Working in a delivery team on one of these dying mammoths had a predictable pattern as well. Cynicism was ever present. Smart people would underperform and bore out. Junior developers would be shipped in by the container. Management would be changed on a monthly basis. Nothing would get done and people on the floor knew it. Top management constantly reported progress. The customer seemed unhappy but determined to continue.

When I was a lot younger, I truly believed “they” didn’t know any better. We had a duty to report the actual status to the higher-ups and help them make better decisions. That’s not the way it works.

We call them challenges. Difficult projects. Ambitious transformations.

The word we are trying hard to avoid is “scam”.

Only a certain kind of audience receives a leaflet from a fortune teller and thinks: this might solve my problems! That’s how charlatans operate: they make it as incredible as possible to filter out the sane. They don’t want to waste their time on critical, reserved victims. That’s time-consuming and odds are they won’t close the sale. What they are looking for are the gullible, the fragile, the desperate. People who respond to even the most incredible story will fall for anything.

That’s how Nigerian 419 scammers plunder bank accounts. That’s why Homeopaths can convince their victims to ditch the chemo and buy their elderberry creme instead.

We see an eerily similar pattern when looking at the Digital Transformation space. The sales teams have a very specific target audience in mind when trying to peddle their next 10 million dollar web app.

Their victims are always the people who should know better but don’t. It’s always the digitally clueless CEO who wants to play with the big boys. It’s always the Director who knows her old fashioned company is falling behind and is desperate to leap ahead.

It’s never the savvy manager who questions whether they really need CQRS and Event Sourcing. It’s never the thrifty entrepreneur who’s sceptical of the need for a fulltime Scrum Master. Not the kind of customer who wonders why the site is not responsive after the first million. It’s always the gullible, the fragile, the desperate.

It doesn’t really matter whether the fortune teller is a criminal or whether she really believes she’s clairvoyant. Most Big Name Consultancies probably believe their approach works.

I’m not saying a consultancy firm selling a Fixed Price Digital Transformation project to a bank is the corporate equivalent of a 419 scam. I’m not calling Accenture criminals. I’m pointing out a deadly dynamic of a desperate, clueless customer who’s handed over critical thinking to a partner with a dubious track record. The answer always seems to be more people, more services, more money.

There will always be gullible suckers who spend way too much money on something that’s obviously too good to be true. It just seems to happen an awful lot in our industry. Of course, management at Hertz should have been a lot more critical. After the first two million, there were probably enough red flags. Customers are grown-ups who are responsible for their own grown-up decisions.

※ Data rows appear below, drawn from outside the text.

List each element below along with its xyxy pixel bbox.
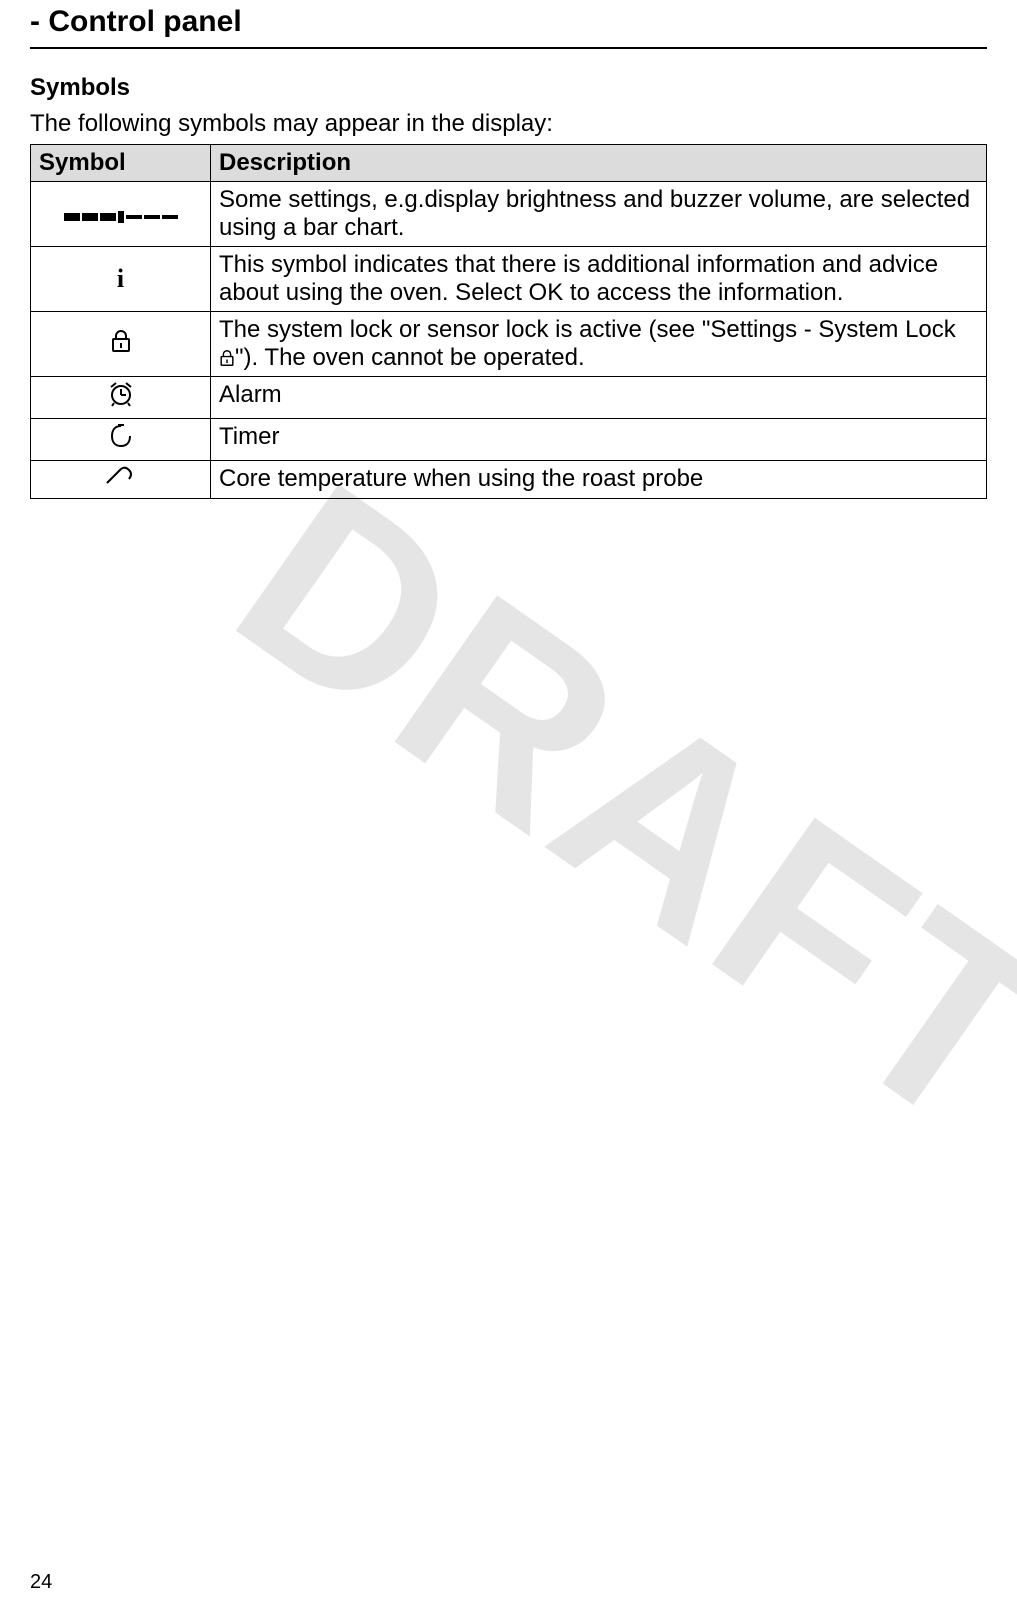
- section-intro: The following symbols may appear in the …: [30, 110, 987, 138]
- page-title: - Control panel: [30, 5, 987, 49]
- page-number: 24: [30, 1571, 52, 1594]
- lock-icon: [110, 329, 132, 360]
- timer-icon: [109, 423, 133, 456]
- alarm-icon: [108, 381, 134, 414]
- lock-desc-prefix: The system lock or sensor lock is active…: [219, 316, 956, 343]
- lock-desc-suffix: "). The oven cannot be operated.: [235, 344, 585, 371]
- table-cell-description: The system lock or sensor lock is active…: [211, 312, 987, 377]
- table-cell-description: Some settings, e.g.display brightness an…: [211, 182, 987, 247]
- table-row: Core temperature when using the roast pr…: [31, 461, 987, 499]
- bar-chart-icon: [64, 211, 178, 223]
- table-row: Alarm: [31, 377, 987, 419]
- section-subheading: Symbols: [30, 74, 987, 102]
- table-row: The system lock or sensor lock is active…: [31, 312, 987, 377]
- lock-icon-inline: [219, 344, 235, 371]
- symbols-table: Symbol Description Some setti: [30, 144, 987, 499]
- table-cell-description: Alarm: [211, 377, 987, 419]
- table-header-description: Description: [211, 145, 987, 182]
- table-cell-description: Core temperature when using the roast pr…: [211, 461, 987, 499]
- table-row: i This symbol indicates that there is ad…: [31, 247, 987, 312]
- table-cell-description: Timer: [211, 419, 987, 461]
- info-icon: i: [117, 264, 124, 293]
- table-row: Some settings, e.g.display brightness an…: [31, 182, 987, 247]
- probe-icon: [105, 465, 137, 494]
- table-cell-description: This symbol indicates that there is addi…: [211, 247, 987, 312]
- table-row: Timer: [31, 419, 987, 461]
- draft-watermark: DRAFT: [187, 426, 1017, 1193]
- table-header-symbol: Symbol: [31, 145, 211, 182]
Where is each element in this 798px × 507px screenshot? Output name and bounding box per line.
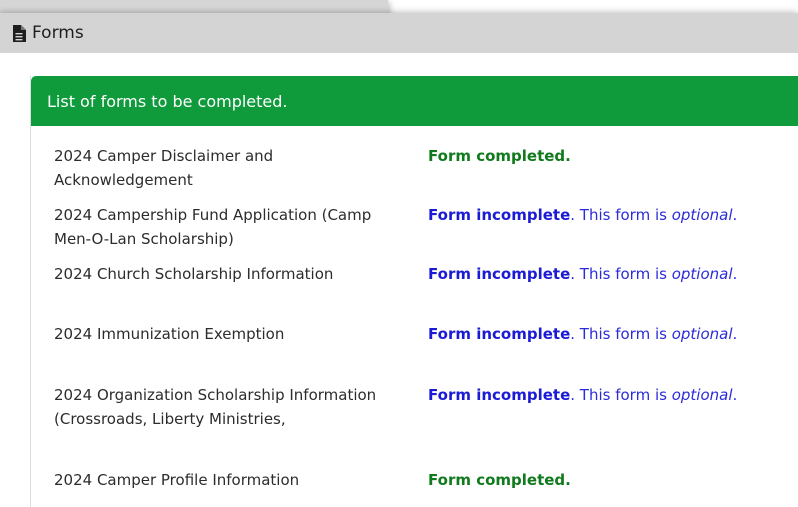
form-optional-label: optional <box>671 206 733 224</box>
form-name[interactable]: 2024 Camper Disclaimer and Acknowledgeme… <box>54 144 384 192</box>
panel-header: Forms <box>0 13 798 53</box>
form-status-end: . <box>732 265 738 283</box>
form-status-note: . This form is <box>570 386 672 404</box>
forms-panel: Forms List of forms to be completed. 202… <box>0 13 798 507</box>
form-status-label: Form completed. <box>428 147 571 165</box>
form-name[interactable]: 2024 Campership Fund Application (Camp M… <box>54 203 384 251</box>
form-status-note: . This form is <box>570 206 672 224</box>
form-status: Form completed. <box>428 144 571 168</box>
form-status-label[interactable]: Form incomplete <box>428 265 570 283</box>
form-optional-label: optional <box>671 386 733 404</box>
form-status: Form completed. <box>428 468 571 492</box>
form-optional-label: optional <box>671 325 733 343</box>
form-status: Form incomplete. This form is optional. <box>428 383 737 407</box>
form-status: Form incomplete. This form is optional. <box>428 203 737 227</box>
form-status-end: . <box>732 206 738 224</box>
panel-title: Forms <box>32 23 84 43</box>
form-status-note: . This form is <box>570 325 672 343</box>
screen: Forms List of forms to be completed. 202… <box>0 0 798 507</box>
form-name[interactable]: 2024 Organization Scholarship Informatio… <box>54 383 384 431</box>
form-status-label[interactable]: Form incomplete <box>428 206 570 224</box>
form-status-note: . This form is <box>570 265 672 283</box>
form-status-label[interactable]: Form incomplete <box>428 386 570 404</box>
form-optional-label: optional <box>671 265 733 283</box>
form-status-end: . <box>732 325 738 343</box>
form-status-end: . <box>732 386 738 404</box>
form-name[interactable]: 2024 Immunization Exemption <box>54 322 384 346</box>
forms-card: List of forms to be completed. <box>30 76 798 507</box>
card-heading: List of forms to be completed. <box>31 76 798 126</box>
form-name[interactable]: 2024 Church Scholarship Information <box>54 262 384 286</box>
background-window-titlebar <box>0 0 388 13</box>
form-status: Form incomplete. This form is optional. <box>428 262 737 286</box>
document-icon <box>12 24 26 42</box>
form-name[interactable]: 2024 Camper Profile Information <box>54 468 384 492</box>
form-status: Form incomplete. This form is optional. <box>428 322 737 346</box>
form-status-label[interactable]: Form incomplete <box>428 325 570 343</box>
form-status-label: Form completed. <box>428 471 571 489</box>
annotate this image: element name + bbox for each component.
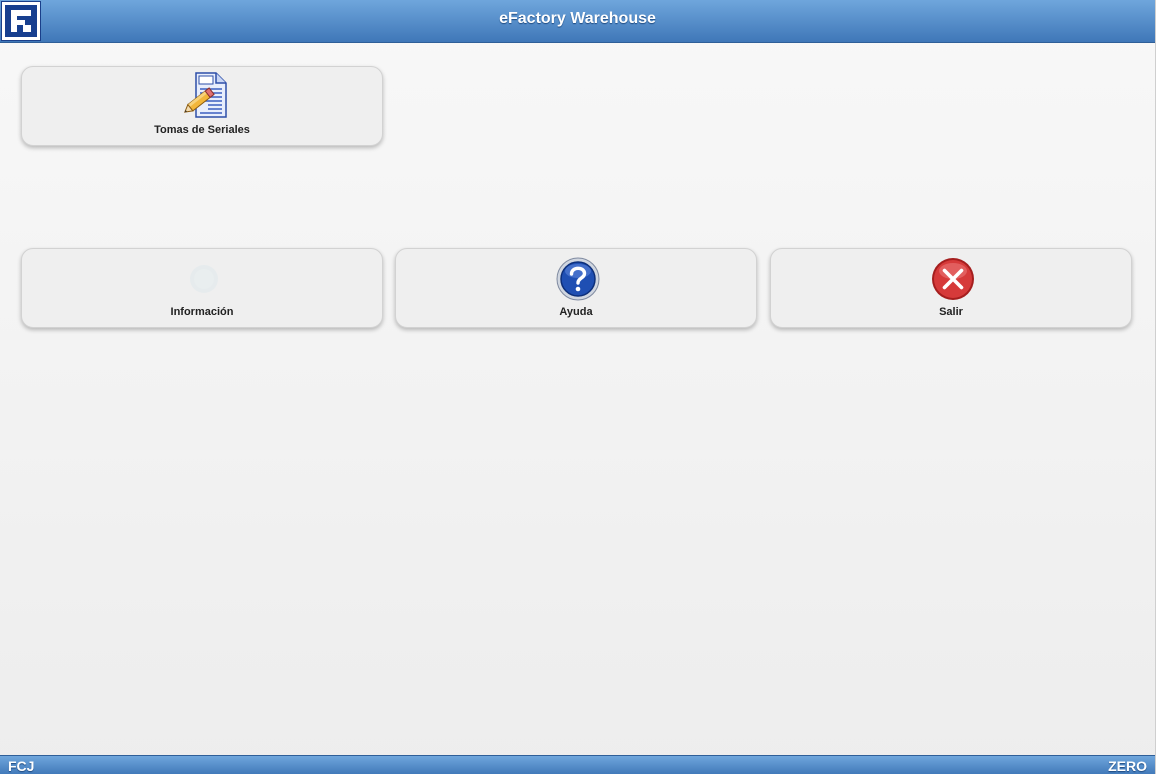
ayuda-button[interactable]: Ayuda	[395, 248, 757, 328]
salir-button[interactable]: Salir	[770, 248, 1132, 328]
tile-label: Salir	[939, 306, 963, 318]
tile-label: Información	[170, 306, 234, 318]
tomas-de-seriales-button[interactable]: Tomas de Seriales	[21, 66, 383, 146]
document-pencil-icon	[182, 71, 227, 119]
header-bar: eFactory Warehouse	[0, 0, 1155, 43]
info-icon	[182, 253, 226, 301]
close-icon	[931, 253, 975, 301]
tile-label: Ayuda	[559, 306, 593, 318]
informacion-button[interactable]: Información	[21, 248, 383, 328]
status-right: ZERO	[1108, 758, 1147, 774]
tile-label: Tomas de Seriales	[154, 124, 250, 136]
app-window: eFactory Warehouse Tomas de Seriales Inf…	[0, 0, 1156, 774]
status-bar: FCJ ZERO	[0, 755, 1155, 774]
help-icon	[556, 253, 600, 301]
status-left: FCJ	[8, 758, 35, 774]
app-title: eFactory Warehouse	[499, 10, 656, 27]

On the other hand, it’s undeniable that we as an industry are way too good at exploiting the less-than-critical. It’s time we own up to that.

The cynics on the floor need to be even louder. Project managers who inherit impossible plans should call that out.

If you are a manager handling a multi-million dollar project, set aside some money for an external audit. Present your plans to a few external senior developers and let them vet the validity. Get the tools to challenge your vendor and avoid being suckered out of money.